The typology responded to what Becker saw as a false dichotomy in art-world discourse between conformists and rebels. The four-part scheme allowed for more nuanced analysis: conventions could be known and followed, known and violated, followed within a parallel convention-set, or not known at all.
Integrated professionals are the reliable backbone of any art world. Their conventional competence is what allows the world to function — communication, evaluation, coordination depend on shared standards.
In the AI world, conventional knowledge remains valuable. Domain expertise, editorial judgment, architectural taste — the capacities developed through long training — become more valuable as the tool handles the generation that once consumed effort.

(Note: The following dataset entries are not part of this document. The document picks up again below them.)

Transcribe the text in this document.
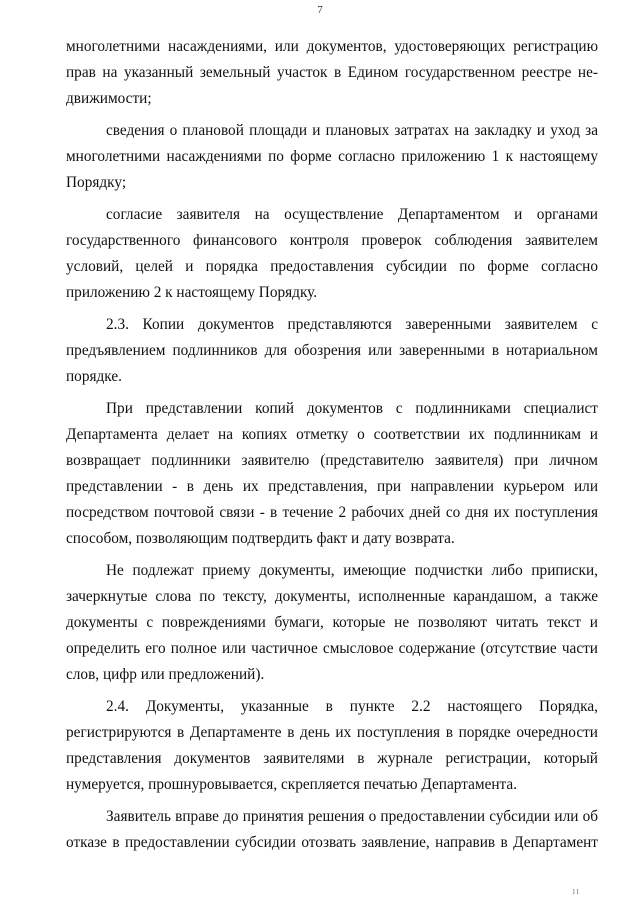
7
многолетними насаждениями, или документов, удостоверяющих регистрацию
прав на указанный земельный участок в Едином государственном реестре не-
движимости;
сведения о плановой площади и плановых затратах на закладку и уход за
многолетними насаждениями по форме согласно приложению 1 к настоящему
Порядку;
согласие заявителя на осуществление Департаментом и органами
государственного финансового контроля проверок соблюдения заявителем
условий, целей и порядка предоставления субсидии по форме согласно
приложению 2 к настоящему Порядку.
2.3. Копии документов представляются заверенными заявителем с
предъявлением подлинников для обозрения или заверенными в нотариальном
порядке.
При представлении копий документов с подлинниками специалист
Департамента делает на копиях отметку о соответствии их подлинникам и
возвращает подлинники заявителю (представителю заявителя) при личном
представлении - в день их представления, при направлении курьером или
посредством почтовой связи - в течение 2 рабочих дней со дня их поступления
способом, позволяющим подтвердить факт и дату возврата.
Не подлежат приему документы, имеющие подчистки либо приписки,
зачеркнутые слова по тексту, документы, исполненные карандашом, а также
документы с повреждениями бумаги, которые не позволяют читать текст и
определить его полное или частичное смысловое содержание (отсутствие части
слов, цифр или предложений).
2.4. Документы, указанные в пункте 2.2 настоящего Порядка,
регистрируются в Департаменте в день их поступления в порядке очередности
представления документов заявителями в журнале регистрации, который
нумеруется, прошнуровывается, скрепляется печатью Департамента.
Заявитель вправе до принятия решения о предоставлении субсидии или об
отказе в предоставлении субсидии отозвать заявление, направив в Департамент
ıı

Integrated professionalism requires active maintenance. Conventions evolve; professionals who refuse to update their conventions while continuing to follow them become obsolete, not by conventional standards but by the shift of the conventional field itself.
The typology is not hierarchical. Integrated professionals are not better than mavericks or naive artists; each type serves a different function in the ecology of creative production.
The AI world needs all four types. Dominated by professionals, it stagnates. Dominated by mavericks, it becomes incoherent. Dominated by naive artists, it produces abundance without quality.
Some scholars treat integrated professionals as conservative by definition — resistant to innovation, defenders of guild privilege. Becker's framework is more nuanced: integrated professionals can be innovative within conventions, and their conventional knowledge is what allows them to recognize which innovations are substantive and which are mere novelty. The relationship between professionalism and innovation is empirical rather than definitional.